Rose was barely conscious of walking anymore. She followed single-mindedly, without expectation or thought. The air was too cold for her damp tunic to dry, and the stiff material clung to her with a sickening clamminess that made the piercing chill worse. She abandoned carrying Elizabeth, now in Ma’am’s arms. Rose’s feet were so tender each step pained and her limbs felt like dead weights. But still she trudged on.

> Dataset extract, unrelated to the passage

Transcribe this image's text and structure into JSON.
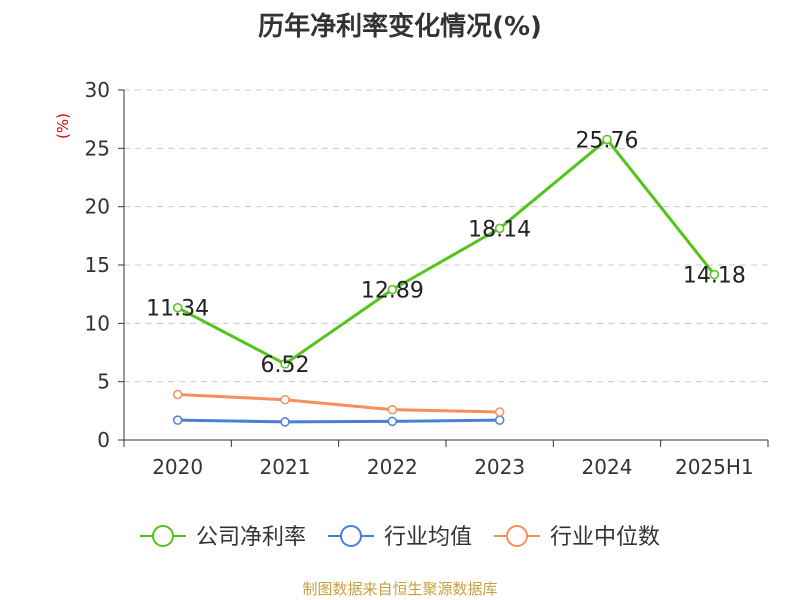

At last a thin band of pink appeared along the horizon, so gradual Rose didn’t identify dawn at first, but suddenly she was aware of more than the dark, hypnotic movement of shapes directly ahead, aware that she used her eyes to see as much as her muscles to move and her heart to pump. She forced herself to look forward and
backward, craning her neck, luxuriating in the alien movement. The group was spread out in a ragged line, and she was almost at the tail end, the old cowpuncher up near the front, Gramma Amy, Ma’am, Elizabeth, and Granny Sarah just steps behind. She didn’t see Grampa Cow Tom anywhere. Her knees buckled, and she stumbled, falling face forward into the prairie grass. Gramma Amy was by her side in moments, turning her over onto her back, whistling low for the line to stop.
“Can you get up?” Her Gramma Amy’s voice.
Rose made her legs work, and stood, ashamed she had fallen.
At that moment, Cow Tom came from the east, his rifle slung over one shoulder, his bowlegged walk recognizable even through his new limp. Gramma Amy left her to meet him.
“They can’t keep going,” Amy said to him. She didn’t pull him aside, or whisper, but merely claimed the fact.
Aunt Maggie sat cross-legged on the muddy ground hugging her baby to her chest. Cousin Emmaline’s and Cousin Lulu’s eyes were glazed. Many of the women had taken their moccasins off and were tending to their feet, wrapping and rewrapping strips of cloth striped with red.
“I found us a hiding place,” said Cow Tom. “Not far. We rest until nightfall.”
Chapter 32
THEY PACKED UP
supplies and followed once more into the face of the awakening dawn, limping, wincing with blister pain, shaking from the cold or fever. Those more able helped those less, and all moved forward. Cow Tom led them out of the tall prairie grass into a forested area, where tightly spaced oak trees formed a natural camp, dark and damp.